問題は本棚だ。自著は今後の営業活動に必要だから、緩衝材を入れてしっかり箱詰めする。
あとは絶対に手離したくない詩集と小説、大正時代に書かれた間取りの本、明治時代のレシピ本、いくつかの婦人雑誌、女優劇のパンフレット。江戸時代の復刻版の黄表紙、古地図。自作の物価換算表。
本来なら七年間も世話になった師匠の本も持っていくべきだろうが、縛ってマンション内の資源置き場に積み上げた。
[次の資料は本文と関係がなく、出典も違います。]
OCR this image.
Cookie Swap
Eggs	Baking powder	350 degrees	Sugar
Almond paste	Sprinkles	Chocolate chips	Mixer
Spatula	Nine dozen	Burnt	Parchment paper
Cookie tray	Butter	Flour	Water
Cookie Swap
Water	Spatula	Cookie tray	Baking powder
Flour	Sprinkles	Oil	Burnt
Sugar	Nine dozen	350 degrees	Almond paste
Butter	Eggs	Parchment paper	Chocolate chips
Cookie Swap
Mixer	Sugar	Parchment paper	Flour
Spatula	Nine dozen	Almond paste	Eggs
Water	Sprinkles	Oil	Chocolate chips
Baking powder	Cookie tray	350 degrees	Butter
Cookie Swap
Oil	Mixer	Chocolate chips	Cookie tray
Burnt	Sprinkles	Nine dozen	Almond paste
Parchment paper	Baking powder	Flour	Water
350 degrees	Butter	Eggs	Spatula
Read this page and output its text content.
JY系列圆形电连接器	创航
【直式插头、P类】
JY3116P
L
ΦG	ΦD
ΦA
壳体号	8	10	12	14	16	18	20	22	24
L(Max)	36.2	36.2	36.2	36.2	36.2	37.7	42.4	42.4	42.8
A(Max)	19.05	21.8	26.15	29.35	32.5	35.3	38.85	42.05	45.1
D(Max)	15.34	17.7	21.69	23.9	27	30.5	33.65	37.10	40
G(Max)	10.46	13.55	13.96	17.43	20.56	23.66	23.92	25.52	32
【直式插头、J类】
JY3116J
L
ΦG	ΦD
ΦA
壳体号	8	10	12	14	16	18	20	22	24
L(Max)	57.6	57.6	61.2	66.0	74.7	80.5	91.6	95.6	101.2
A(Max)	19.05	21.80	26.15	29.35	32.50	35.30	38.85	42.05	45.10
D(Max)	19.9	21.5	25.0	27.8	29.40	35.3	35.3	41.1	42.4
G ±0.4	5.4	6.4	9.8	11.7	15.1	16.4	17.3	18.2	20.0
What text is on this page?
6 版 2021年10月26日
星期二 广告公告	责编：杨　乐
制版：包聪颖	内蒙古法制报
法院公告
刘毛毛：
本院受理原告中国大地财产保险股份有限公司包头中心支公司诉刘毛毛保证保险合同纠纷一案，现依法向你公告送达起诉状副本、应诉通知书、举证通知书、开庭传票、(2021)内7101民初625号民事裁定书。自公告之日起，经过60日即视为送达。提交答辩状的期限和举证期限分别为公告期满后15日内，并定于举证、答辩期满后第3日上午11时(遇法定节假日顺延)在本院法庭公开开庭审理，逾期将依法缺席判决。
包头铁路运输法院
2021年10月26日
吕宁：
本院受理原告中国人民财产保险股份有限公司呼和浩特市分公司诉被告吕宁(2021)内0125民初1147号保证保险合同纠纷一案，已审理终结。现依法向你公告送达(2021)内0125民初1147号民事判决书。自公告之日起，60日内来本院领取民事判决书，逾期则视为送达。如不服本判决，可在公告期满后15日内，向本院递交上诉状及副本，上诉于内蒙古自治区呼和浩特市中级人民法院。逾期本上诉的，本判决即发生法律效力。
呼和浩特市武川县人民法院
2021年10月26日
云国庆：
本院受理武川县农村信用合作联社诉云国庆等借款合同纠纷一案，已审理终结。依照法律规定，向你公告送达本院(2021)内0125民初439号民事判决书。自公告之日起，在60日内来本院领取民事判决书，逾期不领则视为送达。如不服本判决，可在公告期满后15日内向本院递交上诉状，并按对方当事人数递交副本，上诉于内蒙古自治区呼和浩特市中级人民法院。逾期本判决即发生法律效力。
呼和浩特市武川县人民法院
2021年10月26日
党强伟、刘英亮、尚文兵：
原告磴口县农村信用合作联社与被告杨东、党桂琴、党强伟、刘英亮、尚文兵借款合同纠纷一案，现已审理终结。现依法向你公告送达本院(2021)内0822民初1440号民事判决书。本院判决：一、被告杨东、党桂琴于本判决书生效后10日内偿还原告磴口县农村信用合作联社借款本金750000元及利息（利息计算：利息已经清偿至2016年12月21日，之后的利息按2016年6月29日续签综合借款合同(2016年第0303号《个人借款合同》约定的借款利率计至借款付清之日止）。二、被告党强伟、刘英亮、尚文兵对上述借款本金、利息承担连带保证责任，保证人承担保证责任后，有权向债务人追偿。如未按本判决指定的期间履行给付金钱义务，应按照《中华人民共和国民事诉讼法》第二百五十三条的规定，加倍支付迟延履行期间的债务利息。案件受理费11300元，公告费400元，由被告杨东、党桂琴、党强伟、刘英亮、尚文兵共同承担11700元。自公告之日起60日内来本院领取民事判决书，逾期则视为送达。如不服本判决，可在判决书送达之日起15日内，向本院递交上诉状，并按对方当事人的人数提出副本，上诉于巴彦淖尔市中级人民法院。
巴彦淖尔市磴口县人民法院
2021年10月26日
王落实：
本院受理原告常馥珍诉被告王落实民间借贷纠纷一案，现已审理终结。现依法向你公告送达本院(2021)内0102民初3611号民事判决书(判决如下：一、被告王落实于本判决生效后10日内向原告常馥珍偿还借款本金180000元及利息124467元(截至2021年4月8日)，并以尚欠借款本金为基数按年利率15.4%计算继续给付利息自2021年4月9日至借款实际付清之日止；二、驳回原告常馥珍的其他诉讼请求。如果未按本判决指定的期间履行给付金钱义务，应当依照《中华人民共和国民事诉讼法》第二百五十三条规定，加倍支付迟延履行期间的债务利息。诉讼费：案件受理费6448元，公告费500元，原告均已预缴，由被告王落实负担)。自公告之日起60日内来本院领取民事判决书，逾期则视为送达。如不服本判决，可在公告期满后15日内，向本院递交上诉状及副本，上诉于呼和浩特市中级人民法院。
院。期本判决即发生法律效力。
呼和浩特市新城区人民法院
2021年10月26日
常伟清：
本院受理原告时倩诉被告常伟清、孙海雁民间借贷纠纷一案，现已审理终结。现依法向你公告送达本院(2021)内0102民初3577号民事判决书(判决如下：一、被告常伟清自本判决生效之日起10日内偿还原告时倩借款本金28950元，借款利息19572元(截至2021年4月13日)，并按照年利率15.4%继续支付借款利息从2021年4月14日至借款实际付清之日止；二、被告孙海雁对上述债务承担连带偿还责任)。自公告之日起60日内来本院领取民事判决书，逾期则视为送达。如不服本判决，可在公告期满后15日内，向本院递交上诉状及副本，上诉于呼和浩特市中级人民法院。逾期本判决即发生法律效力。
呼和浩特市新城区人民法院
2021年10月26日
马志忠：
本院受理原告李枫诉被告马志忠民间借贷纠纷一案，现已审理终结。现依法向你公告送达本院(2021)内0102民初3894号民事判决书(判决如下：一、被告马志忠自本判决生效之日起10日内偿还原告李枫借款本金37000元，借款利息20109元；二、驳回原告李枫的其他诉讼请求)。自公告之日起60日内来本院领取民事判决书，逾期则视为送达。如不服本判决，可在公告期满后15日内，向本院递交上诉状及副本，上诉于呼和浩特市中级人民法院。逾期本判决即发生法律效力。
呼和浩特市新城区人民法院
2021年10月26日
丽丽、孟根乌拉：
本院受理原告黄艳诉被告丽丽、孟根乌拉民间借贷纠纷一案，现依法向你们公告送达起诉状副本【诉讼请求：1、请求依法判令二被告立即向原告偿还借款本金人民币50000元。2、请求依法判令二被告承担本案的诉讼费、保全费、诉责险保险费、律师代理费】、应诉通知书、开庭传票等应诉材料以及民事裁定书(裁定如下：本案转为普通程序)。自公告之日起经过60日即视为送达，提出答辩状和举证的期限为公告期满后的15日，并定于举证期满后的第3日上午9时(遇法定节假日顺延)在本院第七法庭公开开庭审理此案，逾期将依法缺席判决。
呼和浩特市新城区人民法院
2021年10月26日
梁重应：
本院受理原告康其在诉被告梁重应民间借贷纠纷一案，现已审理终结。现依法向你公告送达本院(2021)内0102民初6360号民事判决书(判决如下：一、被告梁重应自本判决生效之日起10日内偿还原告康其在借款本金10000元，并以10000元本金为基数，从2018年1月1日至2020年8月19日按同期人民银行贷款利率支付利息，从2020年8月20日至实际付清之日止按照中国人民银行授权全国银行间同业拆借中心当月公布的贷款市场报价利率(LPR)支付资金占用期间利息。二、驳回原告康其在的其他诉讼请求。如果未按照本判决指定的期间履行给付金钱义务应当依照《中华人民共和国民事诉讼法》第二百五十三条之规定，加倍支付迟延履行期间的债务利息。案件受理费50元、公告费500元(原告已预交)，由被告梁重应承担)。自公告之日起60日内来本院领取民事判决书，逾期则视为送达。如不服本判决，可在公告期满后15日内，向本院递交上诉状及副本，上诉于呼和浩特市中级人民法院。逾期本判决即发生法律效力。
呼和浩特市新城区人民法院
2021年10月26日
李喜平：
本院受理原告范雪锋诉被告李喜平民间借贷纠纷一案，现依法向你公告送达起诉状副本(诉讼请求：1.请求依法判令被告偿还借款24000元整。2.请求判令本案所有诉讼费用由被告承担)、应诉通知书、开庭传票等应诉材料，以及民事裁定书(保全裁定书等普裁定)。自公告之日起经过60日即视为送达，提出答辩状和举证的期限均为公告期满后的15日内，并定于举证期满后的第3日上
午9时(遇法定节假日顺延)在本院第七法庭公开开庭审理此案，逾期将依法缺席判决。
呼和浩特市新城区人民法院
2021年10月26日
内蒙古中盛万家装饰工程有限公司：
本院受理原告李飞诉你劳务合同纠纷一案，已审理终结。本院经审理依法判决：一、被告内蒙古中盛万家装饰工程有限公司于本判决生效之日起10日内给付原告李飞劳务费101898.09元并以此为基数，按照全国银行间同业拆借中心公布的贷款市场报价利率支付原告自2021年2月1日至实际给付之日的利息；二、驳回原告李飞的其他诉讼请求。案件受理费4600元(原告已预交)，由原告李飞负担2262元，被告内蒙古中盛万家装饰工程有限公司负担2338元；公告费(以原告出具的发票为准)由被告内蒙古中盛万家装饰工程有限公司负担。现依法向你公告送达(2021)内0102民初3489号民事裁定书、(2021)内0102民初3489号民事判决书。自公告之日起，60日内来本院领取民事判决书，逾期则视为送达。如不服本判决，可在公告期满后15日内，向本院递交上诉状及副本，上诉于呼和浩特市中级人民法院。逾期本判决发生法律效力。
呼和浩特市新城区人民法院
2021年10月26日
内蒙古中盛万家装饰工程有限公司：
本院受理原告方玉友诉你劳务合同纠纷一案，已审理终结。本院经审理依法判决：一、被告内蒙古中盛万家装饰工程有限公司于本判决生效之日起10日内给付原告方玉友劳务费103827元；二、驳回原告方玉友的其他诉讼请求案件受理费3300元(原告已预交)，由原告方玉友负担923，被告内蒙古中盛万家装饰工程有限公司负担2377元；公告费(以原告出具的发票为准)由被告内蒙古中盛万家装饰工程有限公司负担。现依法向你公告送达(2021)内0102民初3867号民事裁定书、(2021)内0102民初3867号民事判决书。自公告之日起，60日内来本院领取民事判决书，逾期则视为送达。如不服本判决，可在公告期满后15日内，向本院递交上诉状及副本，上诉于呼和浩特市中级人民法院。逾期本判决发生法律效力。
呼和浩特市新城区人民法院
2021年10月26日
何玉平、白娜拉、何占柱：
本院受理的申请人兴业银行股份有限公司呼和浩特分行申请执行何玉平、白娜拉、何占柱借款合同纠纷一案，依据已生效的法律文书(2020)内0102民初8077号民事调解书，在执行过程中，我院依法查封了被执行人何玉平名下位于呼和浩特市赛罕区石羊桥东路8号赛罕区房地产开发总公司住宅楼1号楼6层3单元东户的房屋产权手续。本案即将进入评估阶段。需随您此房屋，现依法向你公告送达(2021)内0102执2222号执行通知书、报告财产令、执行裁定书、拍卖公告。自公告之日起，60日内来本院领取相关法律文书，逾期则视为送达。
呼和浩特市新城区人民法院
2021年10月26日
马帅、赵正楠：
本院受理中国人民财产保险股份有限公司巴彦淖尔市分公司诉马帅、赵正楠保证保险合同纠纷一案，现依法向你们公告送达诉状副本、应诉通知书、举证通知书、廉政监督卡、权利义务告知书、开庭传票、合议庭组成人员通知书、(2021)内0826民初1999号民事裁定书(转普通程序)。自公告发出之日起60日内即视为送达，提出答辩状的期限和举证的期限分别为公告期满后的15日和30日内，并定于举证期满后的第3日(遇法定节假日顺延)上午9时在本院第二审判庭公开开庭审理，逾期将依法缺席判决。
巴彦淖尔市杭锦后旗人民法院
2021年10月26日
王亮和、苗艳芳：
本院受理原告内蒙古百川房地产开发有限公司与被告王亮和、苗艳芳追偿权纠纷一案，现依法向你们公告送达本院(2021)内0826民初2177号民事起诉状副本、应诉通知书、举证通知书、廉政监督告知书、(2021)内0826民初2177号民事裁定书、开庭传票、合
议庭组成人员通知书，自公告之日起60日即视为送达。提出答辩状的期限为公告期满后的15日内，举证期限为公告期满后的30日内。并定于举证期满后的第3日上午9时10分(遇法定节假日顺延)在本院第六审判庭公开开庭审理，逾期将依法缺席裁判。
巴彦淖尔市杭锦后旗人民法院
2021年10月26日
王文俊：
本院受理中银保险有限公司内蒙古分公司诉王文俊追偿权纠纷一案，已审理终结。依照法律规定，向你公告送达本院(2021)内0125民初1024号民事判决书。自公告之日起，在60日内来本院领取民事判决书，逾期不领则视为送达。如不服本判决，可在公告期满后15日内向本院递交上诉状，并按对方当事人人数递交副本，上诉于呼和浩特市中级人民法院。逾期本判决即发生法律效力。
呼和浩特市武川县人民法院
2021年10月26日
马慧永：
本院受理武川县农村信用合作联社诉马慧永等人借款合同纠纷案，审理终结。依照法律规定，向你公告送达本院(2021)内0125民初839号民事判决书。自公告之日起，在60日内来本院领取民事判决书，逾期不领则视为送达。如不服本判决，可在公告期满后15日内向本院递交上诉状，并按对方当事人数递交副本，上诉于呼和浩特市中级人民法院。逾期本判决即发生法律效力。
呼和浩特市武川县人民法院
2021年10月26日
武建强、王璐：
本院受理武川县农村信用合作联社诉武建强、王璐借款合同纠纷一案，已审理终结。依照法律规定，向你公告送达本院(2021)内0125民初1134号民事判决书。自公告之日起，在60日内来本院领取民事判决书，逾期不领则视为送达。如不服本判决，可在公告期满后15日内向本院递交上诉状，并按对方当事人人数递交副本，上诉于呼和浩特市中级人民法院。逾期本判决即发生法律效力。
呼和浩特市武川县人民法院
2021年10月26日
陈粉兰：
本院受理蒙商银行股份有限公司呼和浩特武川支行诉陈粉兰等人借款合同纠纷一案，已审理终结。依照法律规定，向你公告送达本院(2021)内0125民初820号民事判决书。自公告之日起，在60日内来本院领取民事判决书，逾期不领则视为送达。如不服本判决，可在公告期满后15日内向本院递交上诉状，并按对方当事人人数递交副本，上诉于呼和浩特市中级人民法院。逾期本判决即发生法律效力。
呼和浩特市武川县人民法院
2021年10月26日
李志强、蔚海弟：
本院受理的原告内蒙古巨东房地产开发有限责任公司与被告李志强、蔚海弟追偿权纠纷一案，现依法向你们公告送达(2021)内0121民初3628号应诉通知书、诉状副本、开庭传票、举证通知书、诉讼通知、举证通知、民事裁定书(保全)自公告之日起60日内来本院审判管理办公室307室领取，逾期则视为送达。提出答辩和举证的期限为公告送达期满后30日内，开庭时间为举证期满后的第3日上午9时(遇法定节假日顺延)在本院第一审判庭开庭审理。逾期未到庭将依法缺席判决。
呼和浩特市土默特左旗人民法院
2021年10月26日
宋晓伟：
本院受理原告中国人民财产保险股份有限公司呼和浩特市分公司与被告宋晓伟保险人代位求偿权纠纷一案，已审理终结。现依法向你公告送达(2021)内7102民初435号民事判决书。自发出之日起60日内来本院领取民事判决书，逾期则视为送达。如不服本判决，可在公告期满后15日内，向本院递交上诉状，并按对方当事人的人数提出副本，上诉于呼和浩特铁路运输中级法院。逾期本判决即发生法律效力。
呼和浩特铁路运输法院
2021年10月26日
結局買わない腕時計のカタログなども処分しながら、凪桜さんに話し掛けた。
「食器類、持って行かなくていいよね」
ベッドの端に座っていた凪桜さんは、小さな声で言った。
「本当に引っ越してくるの?」
「うん。都合悪くなった?」
「田舎だよ?」
「知ってるよ。買い物には便利な場所だし、景色も空気も綺麗で、いいところだ」
「繁華街も商店街もないし、居酒屋も遠いよ。田んぼばかりで、蛙が鳴くよ? 虫も出るし、ウチ、今どき土間だよ?」
「うん」
凪桜さんは普段、愚痴は言わないし、ポジティブな言葉を選んで使う人なのに、急にネガティブな言い方をし始めて、おやと思った。
「どうしたの? 俺と暮らすのは気が重くなってきちゃった? だったら、凪桜さんの家の近くに物件を探すよ。それもダメ? 今のまま愛知と東京の距離の方がいい?」
凪桜さんの肩を抱いたが、凪桜さんの表情は晴れなかった。